The village of Atek is a place where mangoes can be eaten directly from trees and children walk to school shoeless. Farming is a way of life, and the American aid agency’s organic-farming program gave the village a competitive edge.
When the DDT was sprayed, organic-farming companies say they lost the bulk of their supply immediately. An American-owned company, Dunavant, had 50,000 certified organic farmers in areas affected by the spraying, according to the Uganda Network on Toxic Free Malaria Control, the organization taking the government to court. Shares, another farming company, said at least 16,000 of its suppliers were affected.
“All that got lost,” said Jan-Alex Fokkens, the director of Shares. “It was game over.”
The organic-farming companies sued the Ugandan government after the first rounds of spraying, and a high court issued a temporary injunction on the use of DDT in 2008, but the case was later dismissed.
The American government says it has not returned to using DDT in Uganda since the court ruling, even though the Ugandan government has made numerous references to reinstituting the chemical.
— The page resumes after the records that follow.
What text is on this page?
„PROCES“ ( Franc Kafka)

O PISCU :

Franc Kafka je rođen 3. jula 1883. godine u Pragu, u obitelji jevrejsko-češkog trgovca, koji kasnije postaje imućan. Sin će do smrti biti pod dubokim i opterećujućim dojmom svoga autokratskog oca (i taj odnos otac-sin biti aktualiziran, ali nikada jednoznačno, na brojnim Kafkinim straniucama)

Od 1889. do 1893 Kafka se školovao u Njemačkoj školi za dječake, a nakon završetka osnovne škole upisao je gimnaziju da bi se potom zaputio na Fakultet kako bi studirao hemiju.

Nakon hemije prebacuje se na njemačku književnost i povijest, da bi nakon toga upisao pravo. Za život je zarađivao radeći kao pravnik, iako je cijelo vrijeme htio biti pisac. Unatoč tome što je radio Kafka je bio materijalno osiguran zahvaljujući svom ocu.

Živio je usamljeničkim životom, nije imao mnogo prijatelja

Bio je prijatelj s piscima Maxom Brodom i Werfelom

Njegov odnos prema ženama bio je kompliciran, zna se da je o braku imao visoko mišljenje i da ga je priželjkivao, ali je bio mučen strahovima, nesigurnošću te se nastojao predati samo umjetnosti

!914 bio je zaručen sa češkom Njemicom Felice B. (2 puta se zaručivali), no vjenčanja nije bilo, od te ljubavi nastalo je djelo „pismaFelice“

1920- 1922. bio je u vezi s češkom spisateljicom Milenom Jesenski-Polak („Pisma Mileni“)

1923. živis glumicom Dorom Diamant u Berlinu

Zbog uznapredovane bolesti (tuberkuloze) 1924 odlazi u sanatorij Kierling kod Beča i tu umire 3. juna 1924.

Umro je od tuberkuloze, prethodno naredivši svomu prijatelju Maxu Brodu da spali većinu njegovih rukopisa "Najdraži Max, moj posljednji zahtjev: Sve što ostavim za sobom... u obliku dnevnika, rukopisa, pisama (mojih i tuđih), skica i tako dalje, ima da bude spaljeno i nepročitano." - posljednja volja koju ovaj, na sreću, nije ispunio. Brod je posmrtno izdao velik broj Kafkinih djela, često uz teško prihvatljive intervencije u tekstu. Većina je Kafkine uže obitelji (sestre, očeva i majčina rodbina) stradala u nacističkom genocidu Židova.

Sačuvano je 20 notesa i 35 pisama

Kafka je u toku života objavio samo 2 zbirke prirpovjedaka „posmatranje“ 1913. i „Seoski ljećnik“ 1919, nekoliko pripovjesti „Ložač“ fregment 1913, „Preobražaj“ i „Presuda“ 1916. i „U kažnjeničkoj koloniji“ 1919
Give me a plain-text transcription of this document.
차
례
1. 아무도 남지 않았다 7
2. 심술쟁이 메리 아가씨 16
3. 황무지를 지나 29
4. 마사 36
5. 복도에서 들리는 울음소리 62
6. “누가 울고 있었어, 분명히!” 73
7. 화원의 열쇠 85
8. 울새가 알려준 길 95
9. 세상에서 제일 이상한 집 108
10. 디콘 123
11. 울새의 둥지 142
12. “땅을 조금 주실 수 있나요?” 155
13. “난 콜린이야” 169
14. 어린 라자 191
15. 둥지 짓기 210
Now, the main chemical being used in the insecticide-spraying program, bendiocarb, has also been discontinued in the United States, and it is considered to be more expensive and less efficient than DDT.
“At a certain point bendiocarb will fail,” said Richard Onen, a field coordinator for Abt Associates, a business contracted by U.S.A.I.D. to carry out its indoor spraying program. “I cannot rule out the possibility of using DDT. It is cheap.”
But there are questions as to how well DDT worked in Uganda in the first place. “Mosquitoes had become resistant to the DDT,” said Kale Dickinson, a nursing officer at a local health center. “DDT was not effective.”
For Lillian Etime, Mr. Acope’s neighbor and a mother of six, the death of her chickens during the first round of spraying set off alarm bells. “We feared that the children could touch the wall,” where spray was administered, “and they could die,” said Ms. Etime, 32. Ultimately, it was business that suffered the most, she said, with her revenue reduced by more than half. “The problem I experience is the problem of money,” she said.
Underneath a mango tree nearby, Mr. Acope lamented his own reversal of fortune, but remained stoic. “I am now working on my own,” he said. “Still growing.”